Athletes using legal performance-enhancing and medical sport supplements are more likely to dope than those using sport foods and superfoods, a new study reveals.
While some sport supplements may be necessary for an athlete’s programme, taking ergogenic and medical sport supplements may inadvertently lead to sportspeople developing favourable attitudes towards doping
Researchers at the University of Birmingham and Canterbury Christ Church University are calling for bespoke anti-doping education for athletes using such supplements to prevent them from turning to banned substances.
In the first study of its kind, the researchers surveyed 573 athletes competing at club, country, national and international level about their use of four types of sport supplements:
- Ergogenic, such as creatine – used to improve performance;
- Medical, such as iron – used to treat clinical issues and nutrient deficiencies;
- Sport foods/drinks, such as protein bars – providing a source of nutrients; and
- Superfoods, such as goji berries – which claim to optimise health and performance.
Publishing their findings in Journal of Science and Medicine in Sport, the researchers note that athletes using ergogenic and medical sport supplements to improve performance, through boosting strength and shortening recovery between training sessions can develop the belief that doping is another means to improve performance.
Co-author Christopher Ring, Professor in Psychology at the University of Birmingham, commented: ‘Our results have important implications for coaches, nutritionists and sport doctors; they must appreciate that athletes who are administered ergogenic and medical sport supplements may develop more favourable attitudes towards doping.

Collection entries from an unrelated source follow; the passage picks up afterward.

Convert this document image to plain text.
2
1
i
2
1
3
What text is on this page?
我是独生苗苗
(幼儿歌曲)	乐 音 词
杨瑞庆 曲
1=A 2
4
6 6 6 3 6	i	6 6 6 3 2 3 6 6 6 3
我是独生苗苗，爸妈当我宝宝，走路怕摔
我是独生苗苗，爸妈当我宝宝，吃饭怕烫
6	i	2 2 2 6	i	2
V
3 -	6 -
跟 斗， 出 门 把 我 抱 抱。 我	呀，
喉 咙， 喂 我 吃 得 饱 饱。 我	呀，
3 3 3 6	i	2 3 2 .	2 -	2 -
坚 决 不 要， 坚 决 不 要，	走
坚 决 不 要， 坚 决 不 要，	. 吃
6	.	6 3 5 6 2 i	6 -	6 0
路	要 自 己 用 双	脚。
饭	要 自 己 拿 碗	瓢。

‘An athlete using these supplements may come to believe that using chemically active substances is an acceptable way of enhancing sport performance. This belief could then later develop into a rationalisation that doping is just another means to enhance performance.’
Two in five athletes surveyed (42%) used ergogenic supplements, whereas one in five used medical sport supplements (18%) and sport foods and drinks (21%). Superfoods were rarely used (2%). Over half (53%) used at least one sport supplement.
Researchers note that future research such explore how the use of one supplement type may lead to another and eventually the use of banned substances; for example, superfood use leads to ergogenic and medical supplement use, which may, in turn, lead to doping.
Co-author Dr Maria Kavussanu, from the University of Birmingham, commented: ‘Given that athletes using ergogenic and medical sport supplements are more likely to be open to doping, it is important that these sportspeople receive tailored anti-doping education to prevent a potential increase in the use of banned substances.’